Piaget’s Caliber 642P. Images: Piaget
Short-lived as it was, the lasting impact of the Gouverneur calendar watches and Grande Sonnerie was designing Piaget’s blueprint for the future. The past was ultra-thin, and through these watches Piaget was getting ready to add a second superlative in ultra-complicated. The future took some time to get here: the second coming of the collection from 2012 was focused on… ellipses. But in that collection was Piaget’s 4mm-tall Caliber 642P, complete with moonphase and flying tourbillon, that continues to power many of the brand’s tourbillon models even today. When we factor in Piaget’s achievements with the Polo, where there have been perpetual calendars since 2016, it is clear Piaget has leveled up in order to better compete with other luxury competitors.

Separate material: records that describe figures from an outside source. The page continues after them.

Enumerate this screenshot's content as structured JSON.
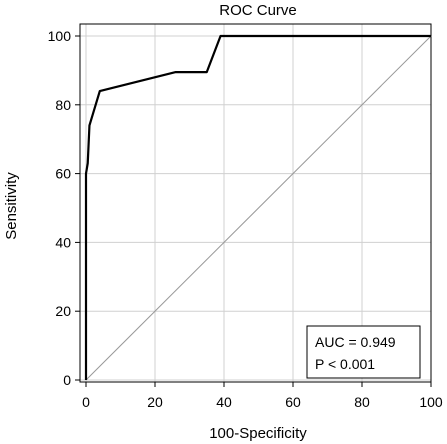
{
  "chart_data": {
    "type": "line",
    "title": "ROC Curve",
    "xlabel": "100-Specificity",
    "ylabel": "Sensitivity",
    "xlim": [
      0,
      100
    ],
    "ylim": [
      0,
      100
    ],
    "x_ticks": [
      0,
      20,
      40,
      60,
      80,
      100
    ],
    "y_ticks": [
      0,
      20,
      40,
      60,
      80,
      100
    ],
    "grid": true,
    "series": [
      {
        "x": [
          0,
          0,
          0.5,
          1,
          4,
          26,
          35,
          39,
          100
        ],
        "y": [
          0,
          60,
          63,
          74,
          84,
          89.5,
          89.5,
          100,
          100
        ],
        "color": "#000000"
      },
      {
        "x": [
          0,
          100
        ],
        "y": [
          0,
          100
        ],
        "color": "#999999"
      }
    ],
    "annotations": {
      "auc": "AUC = 0.949",
      "p_value": "P < 0.001"
    }
  }
}
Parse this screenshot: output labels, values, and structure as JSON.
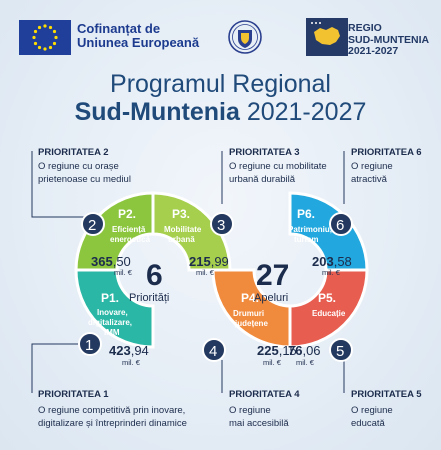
{
  "header": {
    "eu_line1": "Cofinanțat de",
    "eu_line2": "Uniunea Europeană",
    "regio_line1": "REGIO",
    "regio_line2": "SUD-MUNTENIA",
    "regio_line3": "2021-2027"
  },
  "title": {
    "line1": "Programul Regional",
    "line2_bold": "Sud-Muntenia",
    "line2_rest": " 2021-2027"
  },
  "center": {
    "priorities_count": "6",
    "priorities_label": "Priorități",
    "calls_count": "27",
    "calls_label": "Apeluri"
  },
  "colors": {
    "p1": "#2bb7a5",
    "p2": "#8cc63f",
    "p3": "#a5cf4c",
    "p4": "#f08a3c",
    "p5": "#e75d50",
    "p6": "#22a8de",
    "badge": "#24395f"
  },
  "segments": {
    "p1": {
      "code": "P1.",
      "label1": "Inovare,",
      "label2": "digitalizare,",
      "label3": "IMM",
      "amount_int": "423",
      "amount_dec": ",94",
      "unit": "mil. €",
      "badge": "1"
    },
    "p2": {
      "code": "P2.",
      "label1": "Eficiență",
      "label2": "energetică",
      "amount_int": "365",
      "amount_dec": ",50",
      "unit": "mil. €",
      "badge": "2"
    },
    "p3": {
      "code": "P3.",
      "label1": "Mobilitate",
      "label2": "urbană",
      "amount_int": "215",
      "amount_dec": ",99",
      "unit": "mil. €",
      "badge": "3"
    },
    "p4": {
      "code": "P4.",
      "label1": "Drumuri",
      "label2": "județene",
      "amount_int": "225",
      "amount_dec": ",15",
      "unit": "mil. €",
      "badge": "4"
    },
    "p5": {
      "code": "P5.",
      "label1": "Educație",
      "amount_int": "76",
      "amount_dec": ",06",
      "unit": "mil. €",
      "badge": "5"
    },
    "p6": {
      "code": "P6.",
      "label1": "Patrimoniu,",
      "label2": "turism",
      "amount_int": "203",
      "amount_dec": ",58",
      "unit": "mil. €",
      "badge": "6"
    }
  },
  "callouts": {
    "c2": {
      "head": "PRIORITATEA 2",
      "line1": "O regiune cu orașe",
      "line2": "prietenoase cu mediul"
    },
    "c3": {
      "head": "PRIORITATEA 3",
      "line1": "O regiune cu mobilitate",
      "line2": "urbană durabilă"
    },
    "c6": {
      "head": "PRIORITATEA 6",
      "line1": "O regiune",
      "line2": "atractivă"
    },
    "c1": {
      "head": "PRIORITATEA 1",
      "line1": "O regiune competitivă prin inovare,",
      "line2": "digitalizare și întreprinderi dinamice"
    },
    "c4": {
      "head": "PRIORITATEA 4",
      "line1": "O regiune",
      "line2": "mai accesibilă"
    },
    "c5": {
      "head": "PRIORITATEA 5",
      "line1": "O regiune",
      "line2": "educată"
    }
  }
}
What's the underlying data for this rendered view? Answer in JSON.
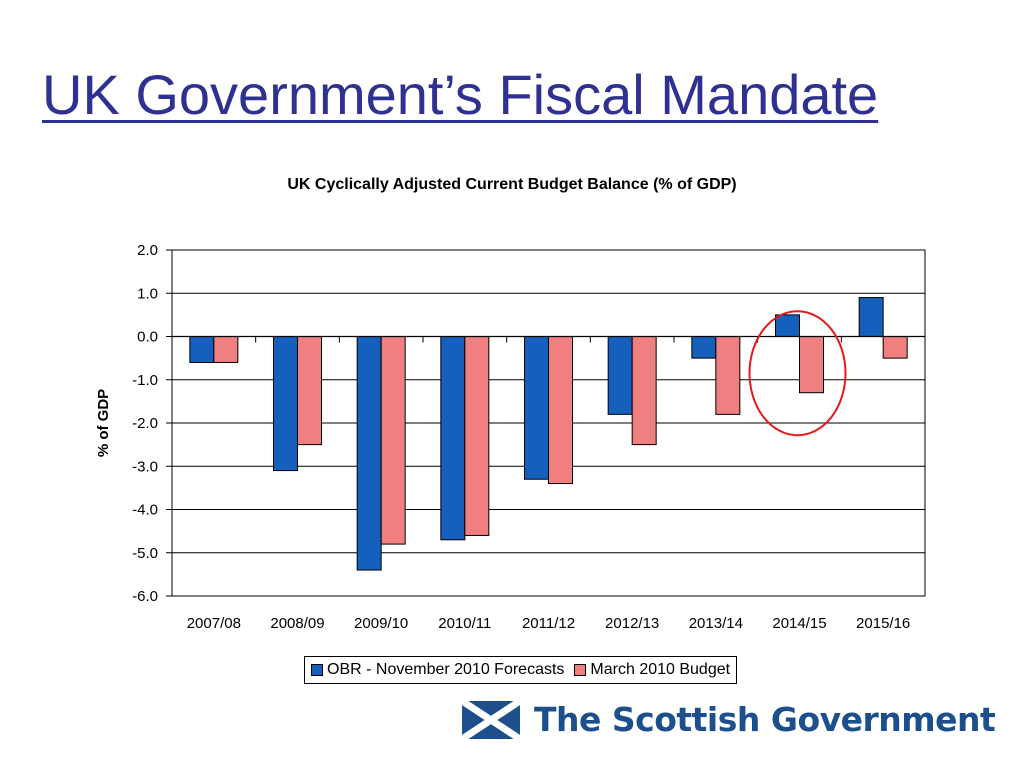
{
  "slide": {
    "title": "UK Government’s Fiscal Mandate",
    "title_color": "#2e3192"
  },
  "brand": {
    "name": "The Scottish Government",
    "icon": "saltire-flag-icon",
    "color": "#1d4f8c"
  },
  "chart_data": {
    "type": "bar",
    "title": "UK Cyclically Adjusted Current Budget Balance (% of GDP)",
    "xlabel": "",
    "ylabel": "% of GDP",
    "ylim": [
      -6.0,
      2.0
    ],
    "yticks": [
      "2.0",
      "1.0",
      "0.0",
      "-1.0",
      "-2.0",
      "-3.0",
      "-4.0",
      "-5.0",
      "-6.0"
    ],
    "categories": [
      "2007/08",
      "2008/09",
      "2009/10",
      "2010/11",
      "2011/12",
      "2012/13",
      "2013/14",
      "2014/15",
      "2015/16"
    ],
    "series": [
      {
        "name": "OBR - November 2010 Forecasts",
        "color": "#1560bd",
        "values": [
          null,
          -3.1,
          -5.4,
          -4.7,
          -3.3,
          -1.8,
          -0.5,
          0.5,
          0.9
        ]
      },
      {
        "name": "March 2010 Budget",
        "color": "#f08080",
        "values": [
          -0.6,
          -2.5,
          -4.8,
          -4.6,
          -3.4,
          -2.5,
          -1.8,
          -1.3,
          -0.5
        ]
      }
    ],
    "first_bar_values": [
      -0.6,
      -0.6
    ],
    "grid": true,
    "legend_position": "bottom",
    "annotation": {
      "type": "red-circle",
      "category": "2014/15"
    }
  }
}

Nowadays, Piaget is engaged in an ongoing, almost comedic horological conflict over thinness that dates back to 2014. Most recently, it was Bulgari who launched the latest salvo with their 1.85mm-thick Octo Finissimo Ultra Tourbillon; this watch trumped Piaget’s 2mm-thick Altiplano Concept Tourbillon in April for the title of most undernourished gravity tamer. Richard Mille briefly entered the chat with their 1.75mm thick UP-01 in 2022 and Konstantin Chaykin’s prototype ThinKing from 2024 (emphasis on prototype, as Bulgari has the production title) wears the all-encompassing crown at 1.65mm. There are a couple stakeholders here, but it isn’t surprising that Piaget is rhythmically stirring the pot.
Perhaps the march of progress is invariably tied to the erosion of tradition and affordability. Each of the aforementioned watches are objectively modern engineering marvels; they have an almost unthinkable architecture, often using their casebacks as a base plate and rearranging the mechanical guts into as few layers as possible. They consequently look far more avant garde than any watches from the previous era, and their development costs as well as the premium associated with high horology has rendered them unobtainable. Piaget’s Altiplano Ultimate Concept, unveiled in 2018 and previous title holder for thinnest mechanical watch ever, is north of $400,000. The Tourbillon version has “price upon request” sensibilities, but Bulgari’s competitor is priced at around $600,000 to give those who need to ask an approximation.
It isn’t a perfect comparison, as watches with six figure prices were clearly never intended for widespread adoption. A perpetual calendar Polo in steel still costs $62,500 today, however, and highlights why the 80s and 90s shine so much – if you want an affordable, complicated watch that looks good next to a martini, there’s no better era to choose from. Even with limited data, the pricing feels comparatively pedestrian. Vacheron’s 43031 in yellow gold will run you $25,000 to $30,000 USD. AP’s 5548 strikes somewhere in the ballpark of $20,000, and the 5588 day-date is even cheaper. Piaget’s 15918 looks sharper than all three: there is just two listings on Chrono24, but they both clock in around $11,000. And then you get to the true value purchase, the 15958. It isn’t a perpetual like the others, and that ETA base still raises an eyebrow. That’s okay though, because the dollars properly reflect the product: a 15958 starts at $7,000 to $8,000. That’s high horology unlocked for significantly less than the price of a Rolex Submariner at retail.

We’ve come full circle. I want to ask you the same question that kicked off our conversation: what makes a watch impressive?
Specs-wise, the 15958 isn’t some tour de force of engineering or exemplar of perfection. It uses an off-the-shelf base movement, the porthole lacks some key visual creature comforts, and there’s an argument for punching up to perpetual land and adding the extra functionality.
On the opposite side of the coin, maybe the 15958 isn’t dressed in fool’s gold. There’s a karat of analog beauty to be had in owning one: it certainly asks for more user input than a perpetual calendar, but the nature of mechanical watches has always meant the process is part of the reward. There’s also much to be had in savings, too: you get the charm and dignity of a QP, but at a significantly reduced cost. When it comes to calendar watches, the 15958 is gilded proof that you can have an elegant watch with even more elegant economics. For a brand like Piaget, this timekeeper is a deep cut that we can all appreciate.